Gilles Kraemer (représentation du 15 février 2022)

Coronis, David Cami de Baix, danseur-acrobate © Stefan Brion.

Il y a quelques jours Hamlet à l’Opéra Comique dont j’écrivais qu’il fallait y être absolument. (1) Aujourd’hui, pareil sentiment pour Coronis de Sebastián Durón, dirigé par Vincent Dumestre, chef que nous retrouverons dans quelques jours à l’Athénée pour Il Nerone de Monterverdi dans la version parisienne de 1647. Nous sommes bien loin de la programmation terne du grand vaisseau de la Bastille… (2)

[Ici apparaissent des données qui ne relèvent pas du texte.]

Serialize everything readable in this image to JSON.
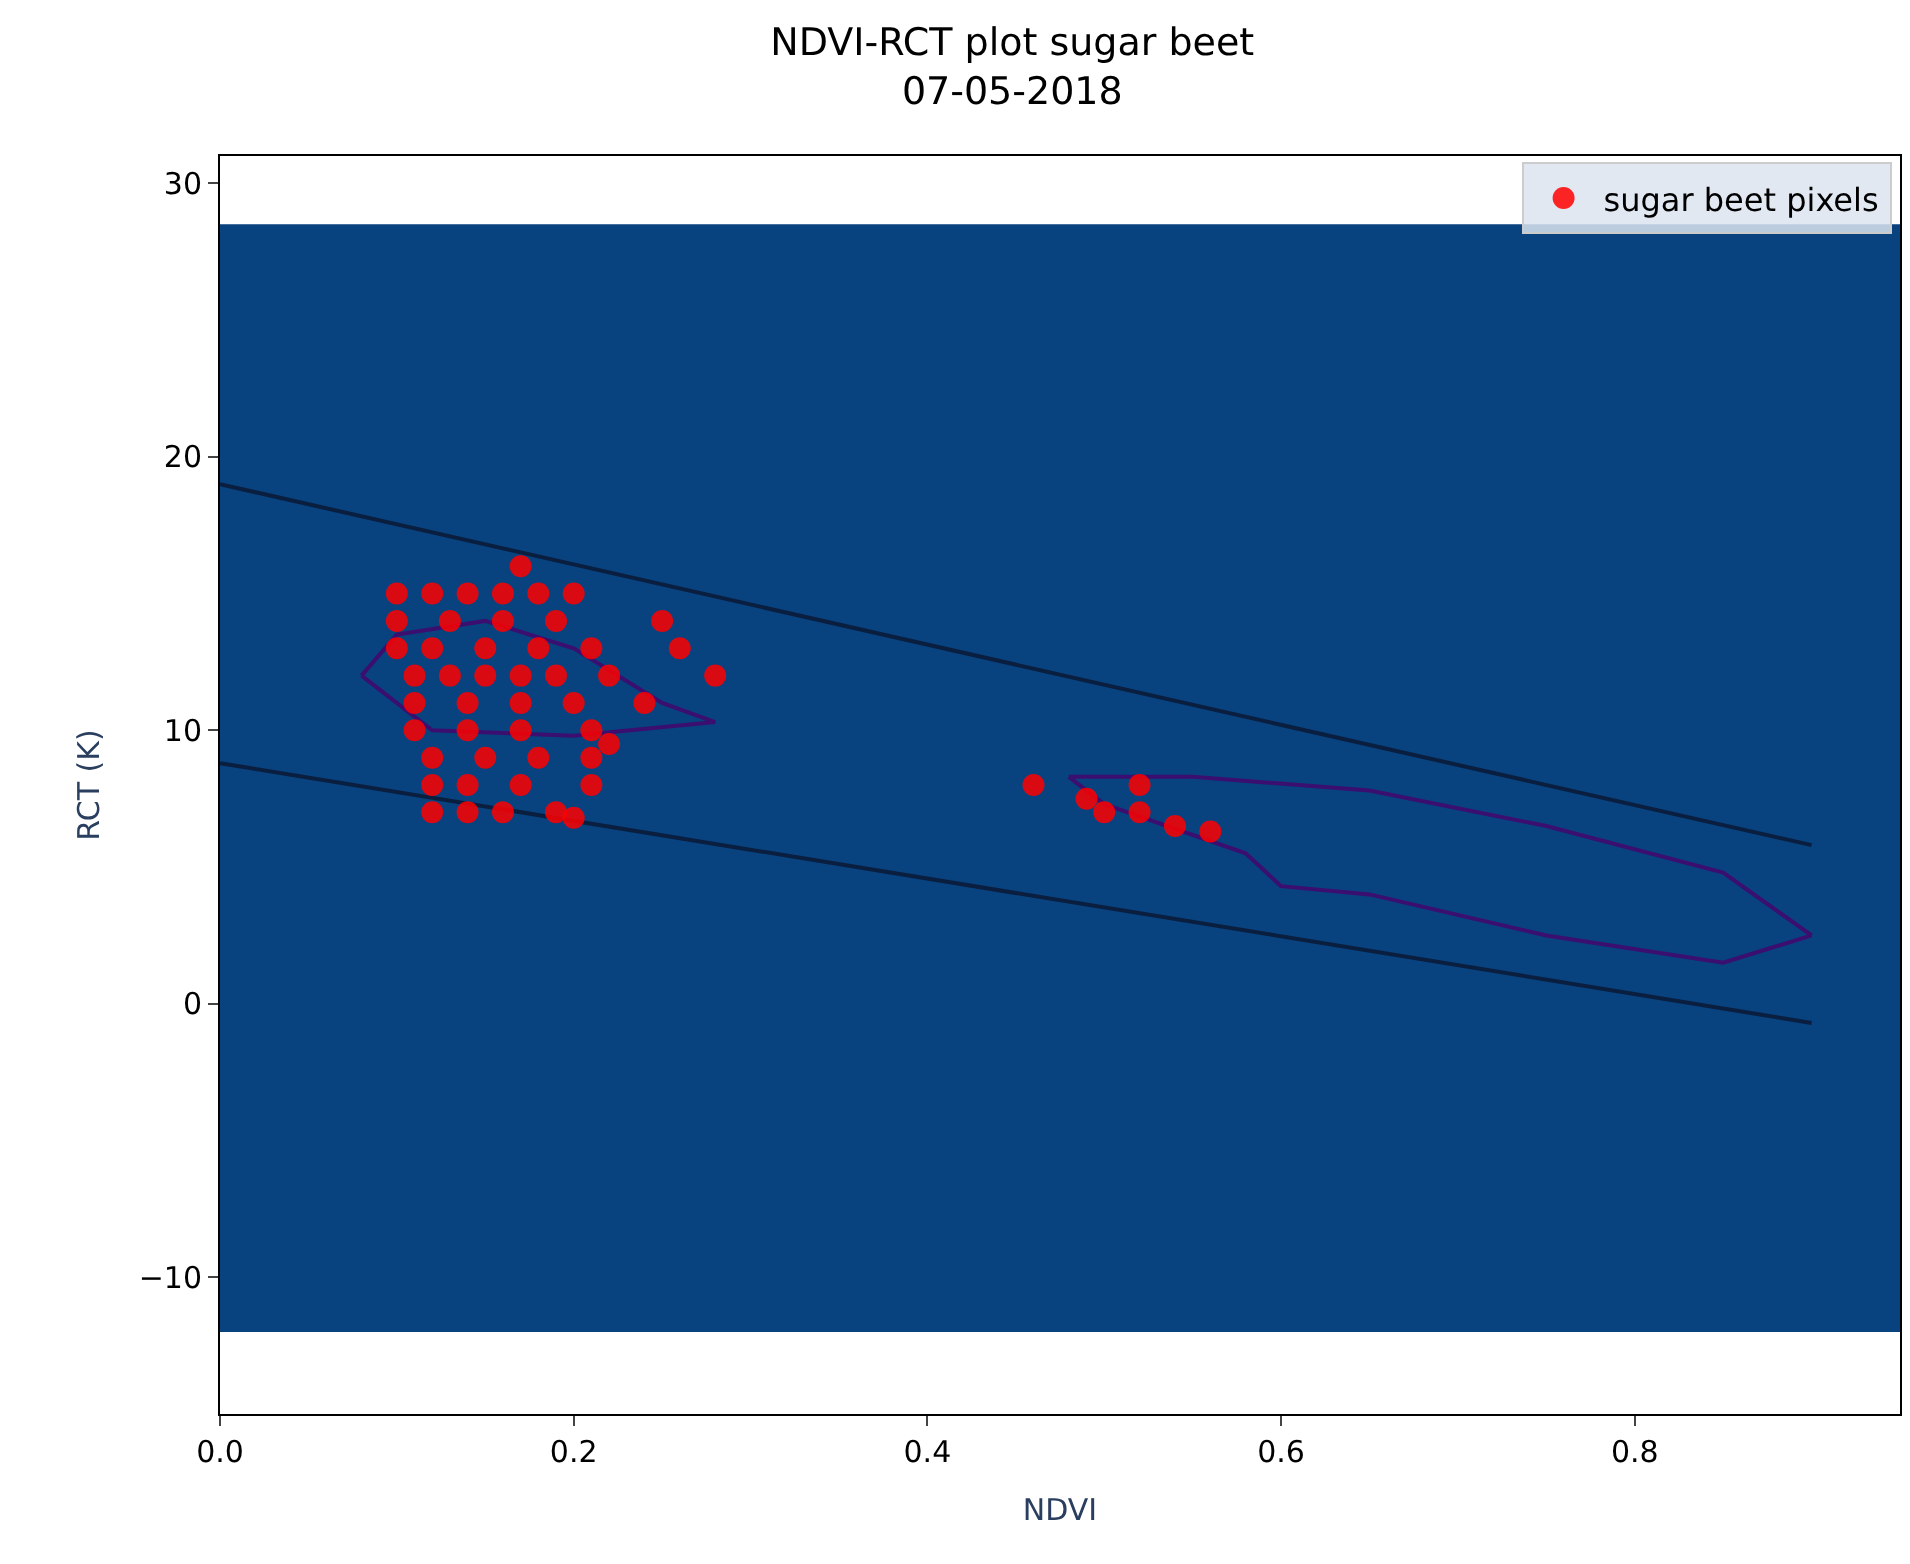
{
  "chart_data": {
    "type": "scatter",
    "title": "NDVI-RCT plot sugar beet",
    "subtitle": "07-05-2018",
    "xlabel": "NDVI",
    "ylabel": "RCT (K)",
    "xlim": [
      0,
      0.95
    ],
    "ylim": [
      -15,
      31
    ],
    "xticks": [
      {
        "value": 0,
        "label": "0.0"
      },
      0.2,
      0.4,
      0.6,
      0.8
    ],
    "yticks": [
      {
        "value": -10,
        "label": "−10"
      },
      0,
      10,
      20,
      30
    ],
    "grid": false,
    "legend": "top right",
    "marker": "circle",
    "bands": [
      {
        "axis": "y",
        "from": -12,
        "to": 28.5,
        "color": "#08427f"
      }
    ],
    "series": [
      {
        "type": "line",
        "marker": "none",
        "color": "#0a1f3f",
        "x": [
          0,
          0.9
        ],
        "values": [
          19,
          5.8
        ]
      },
      {
        "type": "line",
        "marker": "none",
        "color": "#0a1f3f",
        "x": [
          0,
          0.9
        ],
        "values": [
          8.8,
          -0.7
        ]
      },
      {
        "type": "line",
        "marker": "none",
        "color": "#3b0f6f",
        "x": [
          0.08,
          0.1,
          0.15,
          0.2,
          0.25,
          0.28
        ],
        "values": [
          12,
          13.5,
          14,
          13,
          11,
          10.3
        ]
      },
      {
        "type": "line",
        "marker": "none",
        "color": "#3b0f6f",
        "x": [
          0.08,
          0.12,
          0.2,
          0.28
        ],
        "values": [
          12,
          10,
          9.8,
          10.3
        ]
      },
      {
        "type": "line",
        "marker": "none",
        "color": "#3b0f6f",
        "x": [
          0.48,
          0.55,
          0.65,
          0.75,
          0.85,
          0.9
        ],
        "values": [
          8.3,
          8.3,
          7.8,
          6.5,
          4.8,
          2.5
        ]
      },
      {
        "type": "line",
        "marker": "none",
        "color": "#3b0f6f",
        "x": [
          0.48,
          0.5,
          0.58,
          0.6,
          0.65,
          0.75,
          0.85,
          0.9
        ],
        "values": [
          8.3,
          7.3,
          5.5,
          4.3,
          4,
          2.5,
          1.5,
          2.5
        ]
      },
      {
        "name": "sugar beet pixels",
        "color": "#ff0000",
        "x": [
          0.1,
          0.12,
          0.14,
          0.16,
          0.18,
          0.1,
          0.13,
          0.16,
          0.19,
          0.1,
          0.12,
          0.15,
          0.18,
          0.21,
          0.11,
          0.13,
          0.15,
          0.17,
          0.19,
          0.22,
          0.11,
          0.14,
          0.17,
          0.2,
          0.11,
          0.14,
          0.17,
          0.21,
          0.12,
          0.15,
          0.18,
          0.21,
          0.12,
          0.14,
          0.17,
          0.21,
          0.12,
          0.14,
          0.16,
          0.19,
          0.17,
          0.2,
          0.25,
          0.26,
          0.28,
          0.24,
          0.22,
          0.2,
          0.46,
          0.49,
          0.5,
          0.52,
          0.54,
          0.56,
          0.52
        ],
        "values": [
          15,
          15,
          15,
          15,
          15,
          14,
          14,
          14,
          14,
          13,
          13,
          13,
          13,
          13,
          12,
          12,
          12,
          12,
          12,
          12,
          11,
          11,
          11,
          11,
          10,
          10,
          10,
          10,
          9,
          9,
          9,
          9,
          8,
          8,
          8,
          8,
          7,
          7,
          7,
          7,
          16,
          15,
          14,
          13,
          12,
          11,
          9.5,
          6.8,
          8,
          7.5,
          7,
          7,
          6.5,
          6.3,
          8
        ]
      }
    ]
  }
}
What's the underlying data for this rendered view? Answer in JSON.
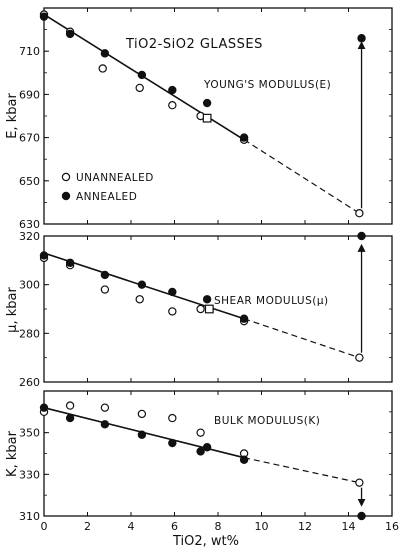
{
  "chart_data": [
    {
      "type": "scatter",
      "title": "TiO2-SiO2 GLASSES",
      "label": "YOUNG'S MODULUS(E)",
      "ylabel": "E, kbar",
      "xlabel": "",
      "xlim": [
        0,
        16
      ],
      "ylim": [
        630,
        730
      ],
      "yticks": [
        630,
        650,
        670,
        690,
        710
      ],
      "xticks": [
        0,
        2,
        4,
        6,
        8,
        10,
        12,
        14,
        16
      ],
      "legend": {
        "placement": "bottom-left",
        "entries": [
          {
            "name": "UNANNEALED",
            "marker": "open-circle"
          },
          {
            "name": "ANNEALED",
            "marker": "filled-circle"
          }
        ]
      },
      "series": [
        {
          "name": "UNANNEALED",
          "marker": "open-circle",
          "points": [
            [
              0,
              727
            ],
            [
              1.2,
              719
            ],
            [
              2.7,
              702
            ],
            [
              4.4,
              693
            ],
            [
              5.9,
              685
            ],
            [
              7.2,
              680
            ],
            [
              9.2,
              669
            ],
            [
              14.5,
              635
            ]
          ]
        },
        {
          "name": "ANNEALED",
          "marker": "filled-circle",
          "points": [
            [
              0,
              726
            ],
            [
              1.2,
              718
            ],
            [
              2.8,
              709
            ],
            [
              4.5,
              699
            ],
            [
              5.9,
              692
            ],
            [
              7.5,
              686
            ],
            [
              9.2,
              670
            ],
            [
              14.6,
              716
            ]
          ]
        },
        {
          "name": "square",
          "marker": "open-square",
          "points": [
            [
              7.5,
              679
            ]
          ]
        }
      ],
      "fit_line": {
        "solid": [
          [
            0,
            727
          ],
          [
            9.2,
            669
          ]
        ],
        "dashed": [
          [
            9.2,
            669
          ],
          [
            14.5,
            635
          ]
        ]
      },
      "arrow": {
        "x": 14.6,
        "from": 635,
        "to": 716
      }
    },
    {
      "type": "scatter",
      "label": "SHEAR MODULUS(μ)",
      "ylabel": "μ, kbar",
      "xlabel": "",
      "xlim": [
        0,
        16
      ],
      "ylim": [
        260,
        320
      ],
      "yticks": [
        260,
        280,
        300,
        320
      ],
      "xticks": [
        0,
        2,
        4,
        6,
        8,
        10,
        12,
        14,
        16
      ],
      "series": [
        {
          "name": "UNANNEALED",
          "marker": "open-circle",
          "points": [
            [
              0,
              311
            ],
            [
              1.2,
              308
            ],
            [
              2.8,
              298
            ],
            [
              4.4,
              294
            ],
            [
              5.9,
              289
            ],
            [
              7.2,
              290
            ],
            [
              9.2,
              285
            ],
            [
              14.5,
              270
            ]
          ]
        },
        {
          "name": "ANNEALED",
          "marker": "filled-circle",
          "points": [
            [
              0,
              312
            ],
            [
              1.2,
              309
            ],
            [
              2.8,
              304
            ],
            [
              4.5,
              300
            ],
            [
              5.9,
              297
            ],
            [
              7.5,
              294
            ],
            [
              9.2,
              286
            ],
            [
              14.6,
              320
            ]
          ]
        },
        {
          "name": "square",
          "marker": "open-square",
          "points": [
            [
              7.6,
              290
            ]
          ]
        }
      ],
      "fit_line": {
        "solid": [
          [
            0,
            313
          ],
          [
            9.2,
            286
          ]
        ],
        "dashed": [
          [
            9.2,
            286
          ],
          [
            14.5,
            270
          ]
        ]
      },
      "arrow": {
        "x": 14.6,
        "from": 270,
        "to": 318
      }
    },
    {
      "type": "scatter",
      "label": "BULK MODULUS(K)",
      "ylabel": "K, kbar",
      "xlabel": "TiO2, wt%",
      "xlim": [
        0,
        16
      ],
      "ylim": [
        310,
        370
      ],
      "yticks": [
        310,
        330,
        350
      ],
      "xticks": [
        0,
        2,
        4,
        6,
        8,
        10,
        12,
        14,
        16
      ],
      "xticklabels": [
        "0",
        "2",
        "4",
        "6",
        "8",
        "10",
        "12",
        "14",
        "16"
      ],
      "series": [
        {
          "name": "UNANNEALED",
          "marker": "open-circle",
          "points": [
            [
              0,
              360
            ],
            [
              1.2,
              363
            ],
            [
              2.8,
              362
            ],
            [
              4.5,
              359
            ],
            [
              5.9,
              357
            ],
            [
              7.2,
              350
            ],
            [
              9.2,
              340
            ],
            [
              14.5,
              326
            ]
          ]
        },
        {
          "name": "ANNEALED",
          "marker": "filled-circle",
          "points": [
            [
              0,
              362
            ],
            [
              1.2,
              357
            ],
            [
              2.8,
              354
            ],
            [
              4.5,
              349
            ],
            [
              5.9,
              345
            ],
            [
              7.2,
              341
            ],
            [
              7.5,
              343
            ],
            [
              9.2,
              337
            ],
            [
              14.6,
              310
            ]
          ]
        }
      ],
      "fit_line": {
        "solid": [
          [
            0,
            362
          ],
          [
            9.2,
            338
          ]
        ],
        "dashed": [
          [
            9.2,
            338
          ],
          [
            14.5,
            326
          ]
        ]
      },
      "arrow": {
        "x": 14.6,
        "from": 326,
        "to": 313
      }
    }
  ]
}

Thraciens, Dieux, bergers,  Coronis, Iris, circassiens, chœur, Triton, devin, ils sont tous réunis © Stefan Brion

Amours des dieux olympiens revisitées à l’aune des alliances dynastiques de l’Europe, Coronis, représenté devant le jeune roi d’Espagne Philippe V (1700-1742), ne fut redonné à son compositeur, Sebastián Durón, qu’en 2009 ! Cet opéra renvoie dans son allégorie politique à Charles II de la branche aînée de la maison Habsbourg / Neptune auquel succède Philippe de Bourbon-Anjou, petit-fils de Louis XIV / Apollon s’unissant, dans la conclusion compréhensible de tous les courtisans, à la nymphe Coronis, corona, la couronne espagnole. Mettant fin ainsi aux conflits dynastiques mais par anticipation puisque la guerre de Succession d’Espagne ne cessera qu’en 1715. Partagée entre deux dieux et Triton, soupirant inattendu mais finalement tellement attendrissant malgré sa brutalité première, la nymphe Coronis, prêtresse de Diane, sommée par la messagère Iris / Eugénie Lefebvre de choisir, s’unira au Soleil.

Coronis, Cyril Auvity (Protée) & Elodie Chan (danseuse-acrobate) © Stefan Brion 

 Coronis, Opéra-Comique © Le Curieux des arts Gilles Kraemer, 15 février 2022.        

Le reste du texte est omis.